Flamingos: La vida después del meteorito, un testimonio cinematográfico de la supervivencia
El director y cinefotógrafo mexicano Lorenzo Hagerman recibió una propuesta inesperada del Departamento de Ornitología de la Universidad de Cornell que cambiaría su trayectoria profesional. Le ofrecieron realizar un documental sobre el flamenco caribeño, un proyecto que finalmente se materializó en Flamingos: La vida después del meteorito, una obra que combina ciencia, arte y conservación ambiental.
Un amor a primera vista con la naturaleza
"Desde el primer día que fui a filmar fue un amor a primera vista", confesó Hagerman en entrevista. "Los biólogos me dejaron en la zona, me explicaron el contexto, y 14 horas después regresaron por mí. En ese tiempo, sentí y vi que esto tenía un gran potencial para hacer una película sobre la importancia de la conservación de la biodiversidad".
El documental es el resultado de un extenso periodo de 700 días de filmación, durante los cuales el equipo de producción registró minuciosamente el comportamiento del flamenco caribeño. La cámara de Hagerman se convirtió en testigo ocular de cómo estas aves enfrentan su pequeña ventana de tiempo para reproducirse en escenarios frecuentemente adversos, incluyendo la falta de agua de lluvia y la presencia de depredadores naturales.
La conexión humana con la naturaleza observada
Hagerman reflexionó sobre el proceso de observación: "Como dice Werner Herzog, el observador se termina convirtiendo en lo observado. Después de tantas horas, empiezas a conmoverte y a conectarte, pero siempre desde tu perspectiva humana. De alguna forma estás traduciendo a la naturaleza desde el ser humano, pudiendo detectar si el flamenco está cansado, agitado o frustrado".
El cinefotógrafo, con amplia trayectoria en proyectos como Presunto culpable, Hecho en México y Heli de Amat Escalante, enfrentó retos significativos al adentrarse en un mundo que le era completamente desconocido. "Todo, absolutamente todo fue un reto. Tuve que reaprender mi profesión de fotografía con otra técnica, con otro equipo y con otra estrategia", explicó.
Un equipo de lujo trabajando a distancia
El proyecto comenzó a desarrollarse durante la pandemia, cuando la supervisora y productora musical mexicana Lynn Fainchtein sugirió a Julieta Venegas como narradora. A esta colaboración se sumó Bryce Dessner, guitarrista de la banda The National, quien compuso la música original. Todos trabajaron inicialmente a distancia debido a las restricciones por COVID-19.

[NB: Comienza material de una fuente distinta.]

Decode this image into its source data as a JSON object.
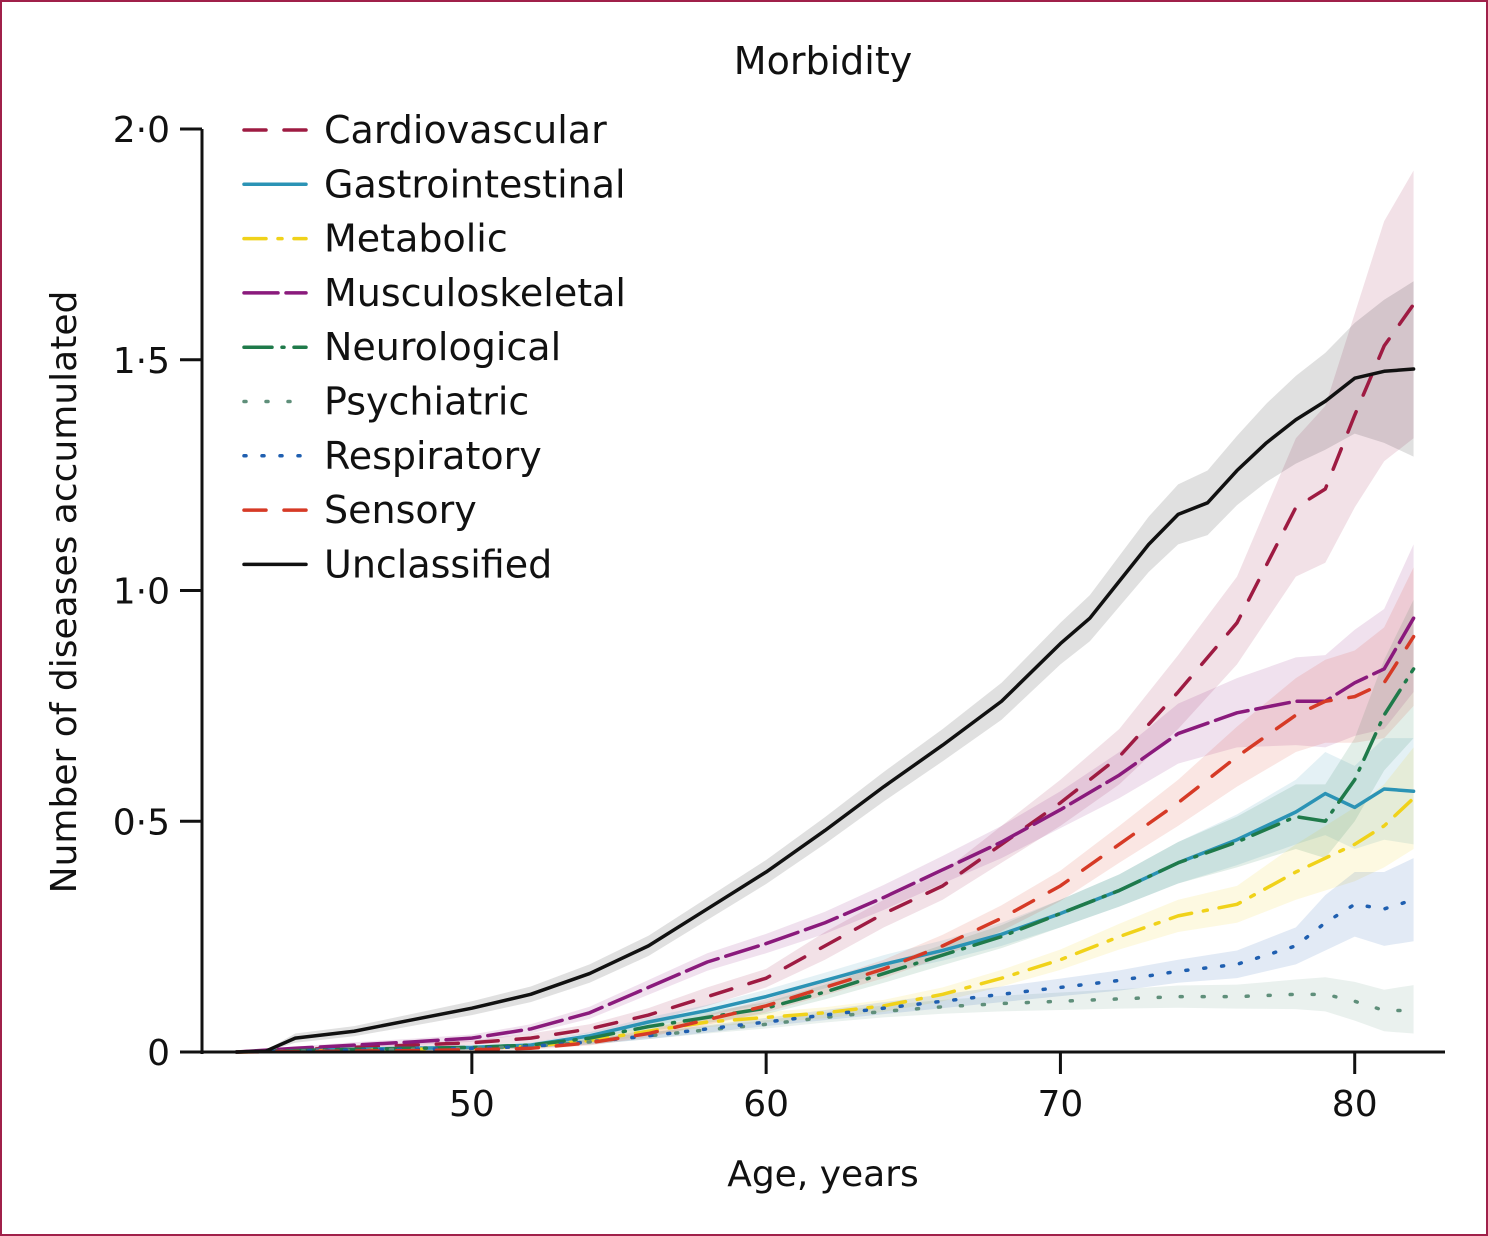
{
  "chart_data": {
    "type": "line",
    "title": "Morbidity",
    "xlabel": "Age, years",
    "ylabel": "Number of diseases accumulated",
    "xlim": [
      41,
      83
    ],
    "ylim": [
      0,
      2.0
    ],
    "x_ticks": [
      50,
      60,
      70,
      80
    ],
    "x_tick_labels": [
      "50",
      "60",
      "70",
      "80"
    ],
    "y_ticks": [
      0,
      0.5,
      1.0,
      1.5,
      2.0
    ],
    "y_tick_labels": [
      "0",
      "0·5",
      "1·0",
      "1·5",
      "2·0"
    ],
    "legend_position": "top-left",
    "series": [
      {
        "name": "Cardiovascular",
        "color": "#9e1b42",
        "dash": "22 18",
        "x": [
          42,
          44,
          46,
          48,
          50,
          52,
          54,
          56,
          58,
          60,
          62,
          64,
          66,
          68,
          70,
          72,
          74,
          76,
          78,
          79,
          80,
          81,
          82
        ],
        "y": [
          0,
          0.005,
          0.01,
          0.015,
          0.02,
          0.03,
          0.05,
          0.08,
          0.12,
          0.16,
          0.23,
          0.3,
          0.36,
          0.45,
          0.54,
          0.64,
          0.78,
          0.93,
          1.18,
          1.22,
          1.38,
          1.53,
          1.62
        ],
        "lower": [
          0,
          0,
          0.005,
          0.01,
          0.015,
          0.02,
          0.04,
          0.065,
          0.1,
          0.14,
          0.2,
          0.27,
          0.33,
          0.41,
          0.49,
          0.58,
          0.7,
          0.84,
          1.03,
          1.06,
          1.18,
          1.28,
          1.33
        ],
        "upper": [
          0,
          0.01,
          0.015,
          0.02,
          0.025,
          0.04,
          0.06,
          0.095,
          0.14,
          0.18,
          0.26,
          0.33,
          0.39,
          0.49,
          0.59,
          0.7,
          0.86,
          1.03,
          1.33,
          1.4,
          1.6,
          1.8,
          1.91
        ]
      },
      {
        "name": "Gastrointestinal",
        "color": "#2b93b5",
        "dash": "",
        "x": [
          42,
          44,
          46,
          48,
          50,
          52,
          54,
          56,
          58,
          60,
          62,
          64,
          66,
          68,
          70,
          72,
          74,
          76,
          78,
          79,
          80,
          81,
          82
        ],
        "y": [
          0,
          0.003,
          0.006,
          0.008,
          0.01,
          0.015,
          0.035,
          0.065,
          0.09,
          0.12,
          0.155,
          0.19,
          0.22,
          0.255,
          0.3,
          0.35,
          0.41,
          0.46,
          0.52,
          0.56,
          0.53,
          0.57,
          0.565
        ],
        "lower": [
          0,
          0,
          0.002,
          0.004,
          0.006,
          0.01,
          0.027,
          0.055,
          0.078,
          0.105,
          0.138,
          0.17,
          0.198,
          0.23,
          0.27,
          0.315,
          0.365,
          0.405,
          0.45,
          0.47,
          0.44,
          0.46,
          0.45
        ],
        "upper": [
          0,
          0.006,
          0.01,
          0.012,
          0.014,
          0.02,
          0.043,
          0.075,
          0.102,
          0.135,
          0.172,
          0.21,
          0.242,
          0.28,
          0.33,
          0.385,
          0.455,
          0.515,
          0.59,
          0.65,
          0.62,
          0.68,
          0.68
        ]
      },
      {
        "name": "Metabolic",
        "color": "#f0d21a",
        "dash": "22 12 4 12",
        "x": [
          42,
          44,
          46,
          48,
          50,
          52,
          54,
          56,
          58,
          60,
          62,
          64,
          66,
          68,
          70,
          72,
          74,
          76,
          78,
          79,
          80,
          81,
          82
        ],
        "y": [
          0,
          0.002,
          0.004,
          0.006,
          0.008,
          0.012,
          0.025,
          0.045,
          0.065,
          0.075,
          0.085,
          0.1,
          0.125,
          0.16,
          0.2,
          0.25,
          0.295,
          0.32,
          0.39,
          0.42,
          0.45,
          0.49,
          0.55
        ],
        "lower": [
          0,
          0,
          0.001,
          0.003,
          0.005,
          0.008,
          0.018,
          0.036,
          0.054,
          0.064,
          0.073,
          0.087,
          0.11,
          0.142,
          0.178,
          0.222,
          0.26,
          0.28,
          0.33,
          0.35,
          0.37,
          0.4,
          0.44
        ],
        "upper": [
          0,
          0.004,
          0.007,
          0.009,
          0.011,
          0.016,
          0.032,
          0.054,
          0.076,
          0.086,
          0.097,
          0.113,
          0.14,
          0.178,
          0.222,
          0.278,
          0.33,
          0.36,
          0.45,
          0.49,
          0.53,
          0.58,
          0.66
        ]
      },
      {
        "name": "Musculoskeletal",
        "color": "#8a1a7c",
        "dash": "34 8",
        "x": [
          42,
          44,
          46,
          48,
          50,
          52,
          54,
          56,
          58,
          60,
          62,
          64,
          66,
          68,
          70,
          72,
          74,
          76,
          78,
          79,
          80,
          81,
          82
        ],
        "y": [
          0,
          0.008,
          0.015,
          0.022,
          0.03,
          0.05,
          0.085,
          0.14,
          0.195,
          0.235,
          0.28,
          0.335,
          0.395,
          0.455,
          0.525,
          0.6,
          0.69,
          0.735,
          0.76,
          0.76,
          0.8,
          0.83,
          0.94
        ],
        "lower": [
          0,
          0.004,
          0.009,
          0.015,
          0.022,
          0.04,
          0.072,
          0.124,
          0.176,
          0.214,
          0.256,
          0.308,
          0.365,
          0.42,
          0.485,
          0.55,
          0.625,
          0.66,
          0.665,
          0.66,
          0.685,
          0.7,
          0.78
        ],
        "upper": [
          0,
          0.012,
          0.021,
          0.029,
          0.038,
          0.06,
          0.098,
          0.156,
          0.214,
          0.256,
          0.304,
          0.362,
          0.425,
          0.49,
          0.565,
          0.65,
          0.755,
          0.81,
          0.855,
          0.86,
          0.915,
          0.96,
          1.1
        ]
      },
      {
        "name": "Neurological",
        "color": "#1f7a4a",
        "dash": "28 10 2 10",
        "x": [
          42,
          44,
          46,
          48,
          50,
          52,
          54,
          56,
          58,
          60,
          62,
          64,
          66,
          68,
          70,
          72,
          74,
          76,
          78,
          79,
          80,
          81,
          82
        ],
        "y": [
          0,
          0.003,
          0.006,
          0.008,
          0.01,
          0.015,
          0.03,
          0.055,
          0.075,
          0.095,
          0.13,
          0.17,
          0.21,
          0.25,
          0.3,
          0.35,
          0.41,
          0.455,
          0.51,
          0.5,
          0.59,
          0.73,
          0.83
        ],
        "lower": [
          0,
          0,
          0.002,
          0.004,
          0.006,
          0.01,
          0.022,
          0.045,
          0.063,
          0.082,
          0.114,
          0.15,
          0.188,
          0.225,
          0.27,
          0.315,
          0.365,
          0.4,
          0.44,
          0.42,
          0.5,
          0.61,
          0.68
        ],
        "upper": [
          0,
          0.006,
          0.01,
          0.012,
          0.014,
          0.02,
          0.038,
          0.065,
          0.087,
          0.108,
          0.146,
          0.19,
          0.232,
          0.275,
          0.33,
          0.385,
          0.455,
          0.51,
          0.58,
          0.58,
          0.68,
          0.85,
          0.98
        ]
      },
      {
        "name": "Psychiatric",
        "color": "#5f8f7a",
        "dash": "2 20",
        "x": [
          42,
          44,
          46,
          48,
          50,
          52,
          54,
          56,
          58,
          60,
          62,
          64,
          66,
          68,
          70,
          72,
          74,
          76,
          78,
          79,
          80,
          81,
          82
        ],
        "y": [
          0,
          0.002,
          0.004,
          0.006,
          0.008,
          0.012,
          0.022,
          0.035,
          0.048,
          0.06,
          0.075,
          0.088,
          0.098,
          0.105,
          0.11,
          0.115,
          0.12,
          0.12,
          0.125,
          0.125,
          0.11,
          0.09,
          0.09
        ],
        "lower": [
          0,
          0,
          0.001,
          0.003,
          0.005,
          0.008,
          0.016,
          0.028,
          0.04,
          0.051,
          0.064,
          0.075,
          0.083,
          0.088,
          0.091,
          0.094,
          0.096,
          0.094,
          0.093,
          0.088,
          0.068,
          0.045,
          0.04
        ],
        "upper": [
          0,
          0.004,
          0.007,
          0.009,
          0.011,
          0.016,
          0.028,
          0.042,
          0.056,
          0.069,
          0.086,
          0.101,
          0.113,
          0.122,
          0.129,
          0.136,
          0.144,
          0.146,
          0.157,
          0.162,
          0.152,
          0.135,
          0.145
        ]
      },
      {
        "name": "Respiratory",
        "color": "#1f5fb0",
        "dash": "2 16",
        "x": [
          42,
          44,
          46,
          48,
          50,
          52,
          54,
          56,
          58,
          60,
          62,
          64,
          66,
          68,
          70,
          72,
          74,
          76,
          78,
          79,
          80,
          81,
          82
        ],
        "y": [
          0,
          0.002,
          0.004,
          0.006,
          0.008,
          0.012,
          0.022,
          0.035,
          0.05,
          0.065,
          0.08,
          0.095,
          0.11,
          0.125,
          0.14,
          0.155,
          0.175,
          0.19,
          0.23,
          0.28,
          0.32,
          0.31,
          0.33
        ],
        "lower": [
          0,
          0,
          0.001,
          0.003,
          0.005,
          0.008,
          0.016,
          0.028,
          0.042,
          0.056,
          0.069,
          0.082,
          0.095,
          0.108,
          0.121,
          0.133,
          0.15,
          0.16,
          0.19,
          0.22,
          0.25,
          0.23,
          0.24
        ],
        "upper": [
          0,
          0.004,
          0.007,
          0.009,
          0.011,
          0.016,
          0.028,
          0.042,
          0.058,
          0.074,
          0.091,
          0.108,
          0.125,
          0.142,
          0.159,
          0.177,
          0.2,
          0.22,
          0.27,
          0.34,
          0.39,
          0.39,
          0.42
        ]
      },
      {
        "name": "Sensory",
        "color": "#d63a26",
        "dash": "22 18",
        "x": [
          42,
          44,
          46,
          48,
          50,
          52,
          54,
          56,
          58,
          60,
          62,
          64,
          66,
          68,
          70,
          72,
          74,
          76,
          78,
          79,
          80,
          81,
          82
        ],
        "y": [
          0,
          0.001,
          0.002,
          0.003,
          0.005,
          0.008,
          0.02,
          0.04,
          0.07,
          0.1,
          0.14,
          0.18,
          0.23,
          0.29,
          0.36,
          0.45,
          0.54,
          0.64,
          0.73,
          0.76,
          0.77,
          0.8,
          0.9
        ],
        "lower": [
          0,
          0,
          0.001,
          0.002,
          0.003,
          0.005,
          0.014,
          0.032,
          0.059,
          0.086,
          0.123,
          0.16,
          0.206,
          0.262,
          0.327,
          0.41,
          0.49,
          0.575,
          0.65,
          0.67,
          0.67,
          0.68,
          0.75
        ],
        "upper": [
          0,
          0.002,
          0.003,
          0.004,
          0.007,
          0.011,
          0.026,
          0.048,
          0.081,
          0.114,
          0.157,
          0.2,
          0.254,
          0.318,
          0.393,
          0.49,
          0.59,
          0.705,
          0.81,
          0.85,
          0.87,
          0.92,
          1.05
        ]
      },
      {
        "name": "Unclassified",
        "color": "#111111",
        "dash": "",
        "x": [
          42,
          43,
          44,
          46,
          48,
          50,
          52,
          54,
          56,
          58,
          60,
          62,
          64,
          66,
          68,
          70,
          71,
          72,
          73,
          74,
          75,
          76,
          77,
          78,
          79,
          80,
          81,
          82
        ],
        "y": [
          0,
          0.002,
          0.03,
          0.045,
          0.07,
          0.095,
          0.125,
          0.17,
          0.23,
          0.31,
          0.39,
          0.48,
          0.575,
          0.665,
          0.76,
          0.885,
          0.94,
          1.02,
          1.1,
          1.165,
          1.19,
          1.26,
          1.32,
          1.37,
          1.41,
          1.46,
          1.475,
          1.48
        ],
        "lower": [
          0,
          0,
          0.02,
          0.034,
          0.057,
          0.08,
          0.108,
          0.15,
          0.208,
          0.286,
          0.364,
          0.451,
          0.543,
          0.63,
          0.72,
          0.84,
          0.89,
          0.965,
          1.04,
          1.1,
          1.12,
          1.185,
          1.235,
          1.275,
          1.305,
          1.34,
          1.32,
          1.29
        ],
        "upper": [
          0,
          0.004,
          0.04,
          0.056,
          0.083,
          0.11,
          0.142,
          0.19,
          0.252,
          0.334,
          0.416,
          0.509,
          0.607,
          0.7,
          0.8,
          0.93,
          0.99,
          1.075,
          1.16,
          1.23,
          1.26,
          1.335,
          1.405,
          1.465,
          1.515,
          1.58,
          1.63,
          1.67
        ]
      }
    ]
  }
}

"Tuvimos mucha suerte porque estaban disponibles e hicieron un gran trabajo", destacó Hagerman. "Los fotógrafos de la Universidad de Cornell son de los mejores fotógrafos de aves del mundo, la música de Bryce, la narración de Julieta, la reconstrucción de sonido se hizo en Bristol donde se realizan los documentales de la BBC. Es un proyecto con calidad de primer nivel y un espectáculo visual y sonoro único".
Un documental con profundidad poética y científica
La obra cuenta con textos de la poeta Ajo, narrados por Julieta Venegas, creando una fusión única entre ciencia y arte. Hagerman enfatizó su enfoque como realizador: "Me gusta cambiar 180 grados porque me gusta aprender cosas nuevas, desde política, temas sociales, hasta esto que está más pegado a la naturaleza. Siempre hay un reto inherente: aprender y conocer el universo al que me meto para abrirle esa ventana al público".
El documental no solo muestra la belleza del flamenco caribeño, sino que se convierte en una reflexión profunda sobre la conservación de la biodiversidad, la adaptación a entornos hostiles y la conexión esencial entre los seres humanos y el mundo natural que habitamos.